De reclamemaker Eric Hollander, de oprichter en creatief directeur van het Belgische onafhankelijke reclamebureau Air, heeft een heel andere mening over het niveau van de Belgische creativiteit. Hollander gaf onlangs tijdens een lunchcauserie bij ACE (Advertisers Communication Executives) ongezouten zijn mening over de Belgische reclame. 'De Belgische creativiteit wordt wereldwijd erkend. Neem de mode met Dries Van Noten en Walter Van Beirendonck. Of Anne-Teresa De Keersmaeker in de dans', zegt hij. Hij haalt ook Arno aan die het in Frankrijk tot 'Chevalier des Arts et des Lettres' schopte. De gebroeders Dardenne, vorige week gelauwerd in Cannes, zijn een ander voorbeeld van Belgische creativiteit die over de landsgrenzen wordt gewaardeerd. 'Maar met creativiteit in de reclame scoort België niet', aldus Hollander. Als maatstaf neemt hij de veeleer povere oogst aan prijzen bij het reclamefilmfestival van Cannes vorig jaar, waar België amper drie Leeuwen won. Nieuw-Zeeland, een land met minder inwoners dan België, pakt er twaalf, terwijl er op heel het festival een honderd worden uitgereikt. 'Waar we in ander domeinen producten maken die wereldwijd in de smaak vallen, gebeurt dat in de reclame niet. Je kunt alleen maar constateren dat wat bij de CCB in de prijzen valt, in Cannes niet wint. Daar zit dus een probleem. We slagen er niet in een jury die bestaat uit een Chinees, een Braziliaan en een Amerikaan de Belgische spots te laten begrijpen.'

Dat komt volgens Hollander omdat de reclamewereld in ons land te veel erkenning zoekt binnen de eigen grenzen en in de eigen sector. 'Terwijl de Belgische identiteit en cultuur gekenmerkt wordt door een universele en open manier van werken, een stijl die in de hele wereld herkend en erkend wordt, staat de reclamesector bol van navelstaarders', vindt Hollander. 'Mensen als Guillaume Van der Stighelen en Jens Mortier zijn toppers. Zij zijn echte vernieuwers. Wat doen de anderen? Ze imiteren Mortier en Van der Stighelen. Ze hebben het niet helemaal goed begrepen en kopiëren. Daarom ben ik boos op de creatieven van vandaag.'

Hollander stelt ook dat 'de' creatieven te veel voor zichzelf werken, niet voor de merken of de klanten. Het gaat hen vooral om het winnen van creatieve prijzen.

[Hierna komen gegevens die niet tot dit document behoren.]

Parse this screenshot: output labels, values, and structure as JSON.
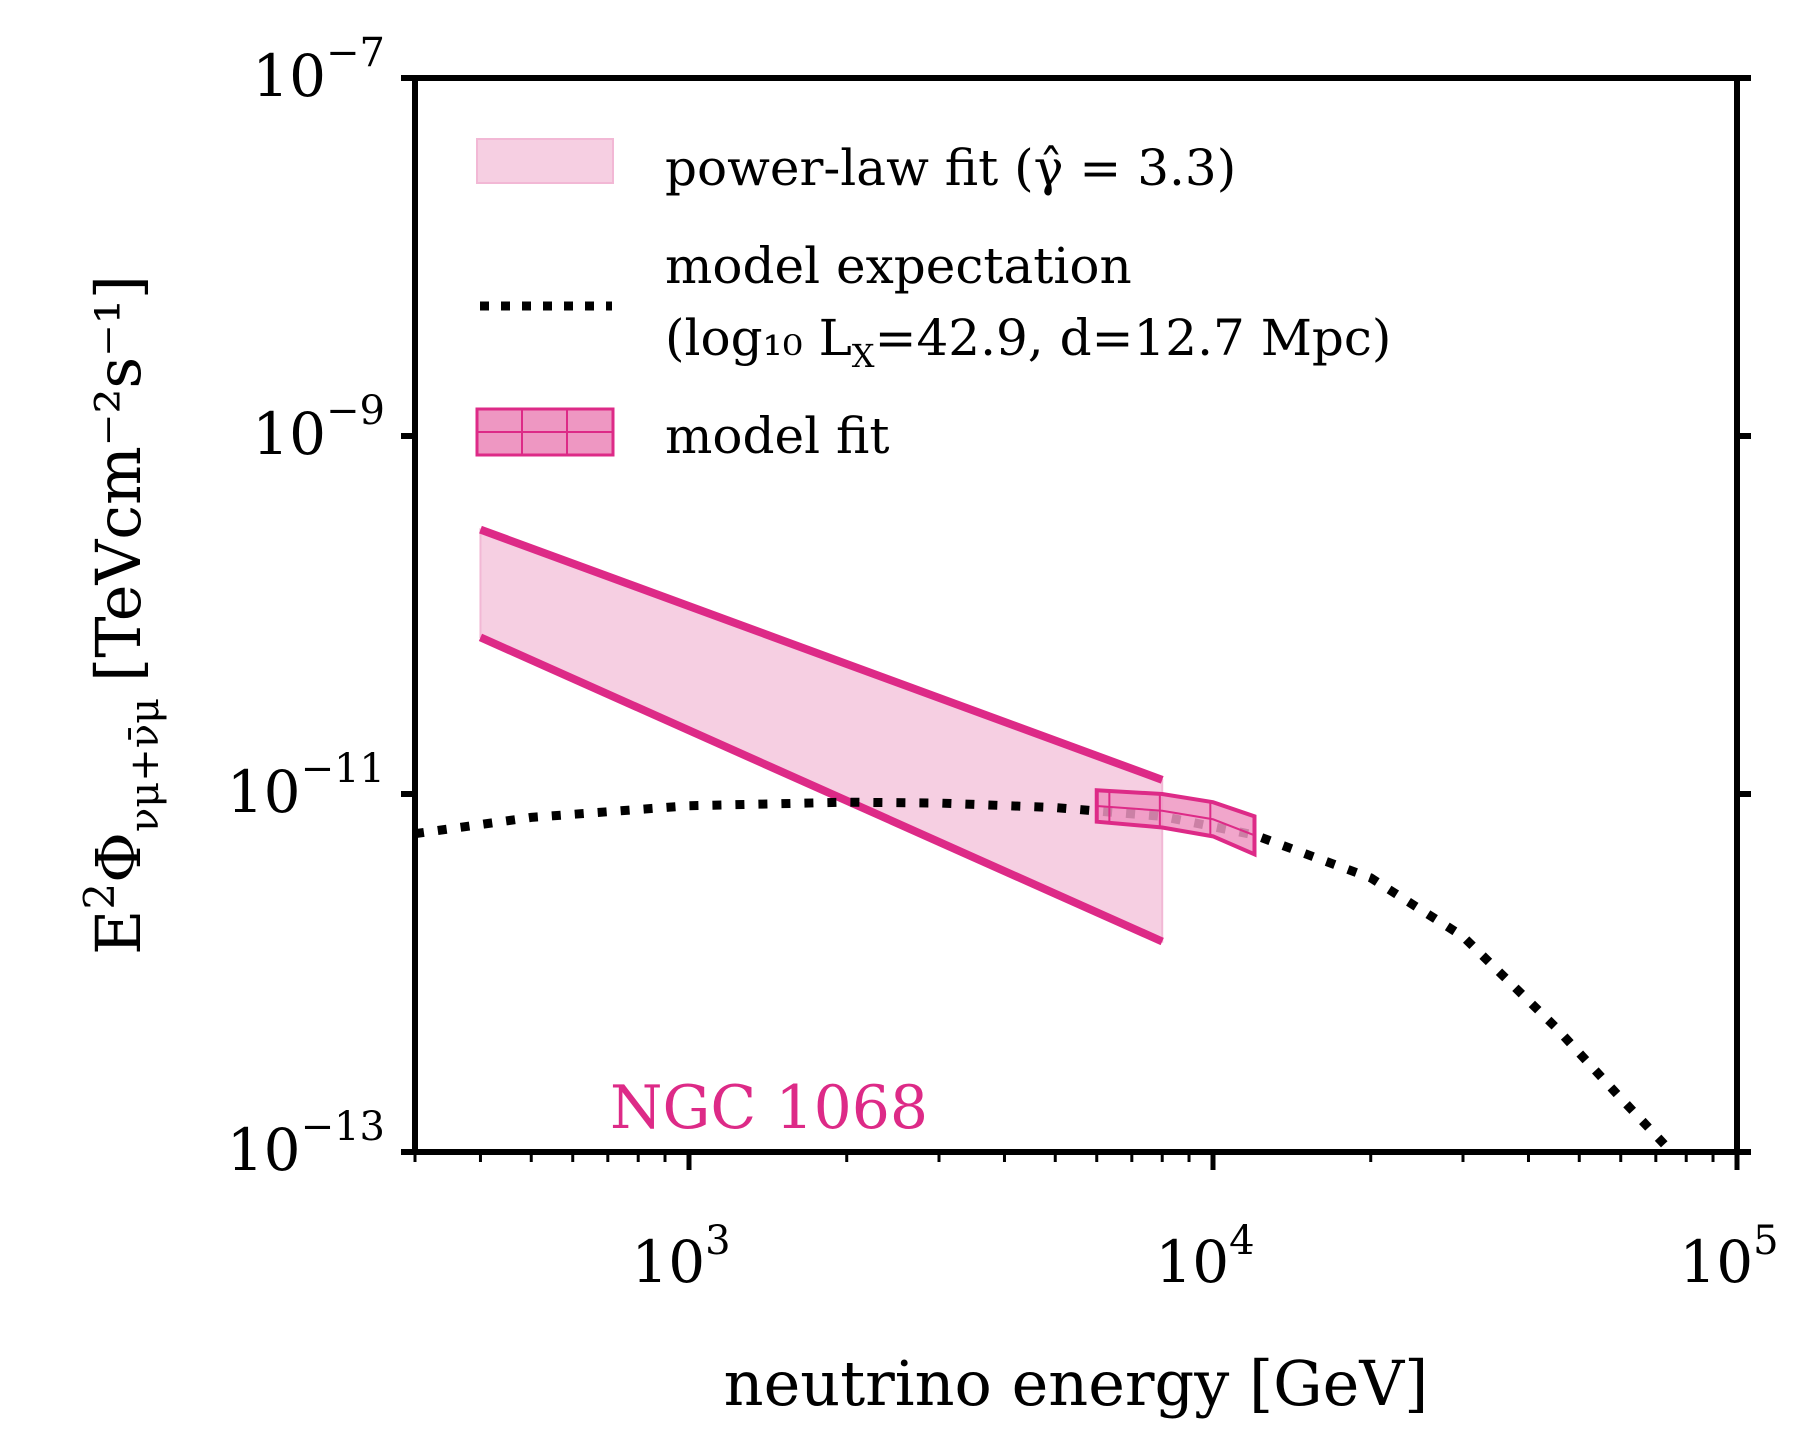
{
  "chart_data": {
    "type": "line",
    "xscale": "log",
    "yscale": "log",
    "xlim": [
      300,
      100000
    ],
    "ylim": [
      1e-13,
      1e-07
    ],
    "xlabel": "neutrino energy [GeV]",
    "ylabel": "E²Φνμ+ν̄μ [TeVcm⁻²s⁻¹]",
    "ylabel_parts": {
      "main": "E",
      "sup": "2",
      "phi": "Φ",
      "sub": "νμ+ν̄μ",
      "units": "[TeVcm⁻²s⁻¹]"
    },
    "xticks": [
      {
        "value": 1000,
        "base": "10",
        "exp": "3"
      },
      {
        "value": 10000,
        "base": "10",
        "exp": "4"
      },
      {
        "value": 100000,
        "base": "10",
        "exp": "5"
      }
    ],
    "yticks": [
      {
        "value": 1e-07,
        "base": "10",
        "exp": "−7"
      },
      {
        "value": 1e-09,
        "base": "10",
        "exp": "−9"
      },
      {
        "value": 1e-11,
        "base": "10",
        "exp": "−11"
      },
      {
        "value": 1e-13,
        "base": "10",
        "exp": "−13"
      }
    ],
    "series": [
      {
        "name": "power-law fit (γ̂ = 3.3)",
        "kind": "band",
        "color": "#dd2a87",
        "fill": "#f6cfe2",
        "x": [
          400,
          8000
        ],
        "upper": [
          3e-10,
          1.2e-11
        ],
        "lower": [
          7.5e-11,
          1.5e-12
        ]
      },
      {
        "name": "model expectation",
        "kind": "dotted-line",
        "color": "#000000",
        "x": [
          300,
          500,
          1000,
          2000,
          3000,
          5000,
          8000,
          12000,
          20000,
          30000,
          45000,
          60000,
          75000
        ],
        "y": [
          6e-12,
          7.4e-12,
          8.6e-12,
          9e-12,
          8.9e-12,
          8.4e-12,
          7.5e-12,
          5.9e-12,
          3.4e-12,
          1.6e-12,
          5e-13,
          2e-13,
          1e-13
        ]
      },
      {
        "name": "model fit",
        "kind": "hatched-band",
        "color": "#dd2a87",
        "fill": "#ee97c2",
        "x": [
          6000,
          8000,
          10000,
          12000
        ],
        "upper": [
          1.05e-11,
          1e-11,
          9e-12,
          7.5e-12
        ],
        "lower": [
          7e-12,
          6.5e-12,
          5.8e-12,
          4.6e-12
        ]
      }
    ],
    "legend": {
      "position": "top-left",
      "entries": [
        {
          "text": "power-law fit (γ̂ = 3.3)",
          "marker": "band"
        },
        {
          "text": "model expectation",
          "text2": "(log₁₀ L",
          "text2_sub": "X",
          "text2_rest": "=42.9, d=12.7 Mpc)",
          "marker": "dotted"
        },
        {
          "text": "model fit",
          "marker": "hatched"
        }
      ]
    },
    "annotation": {
      "text": "NGC 1068",
      "color": "#dd2a87",
      "position": "bottom-left"
    }
  }
}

Dat leidde overigens al tot uitwassen, ook in de Creative Club of Belgium. Die bekroonde ooit nepadvertenties of advertenties met een leuk idee voor niet-bestaande adverteerders. Gelukkig ging CCB-juryvoorzitter Jan Dejonghe dit jaar na of al het ingestuurde werk daadwerkelijk verschenen is en of de adverteerders bestaan.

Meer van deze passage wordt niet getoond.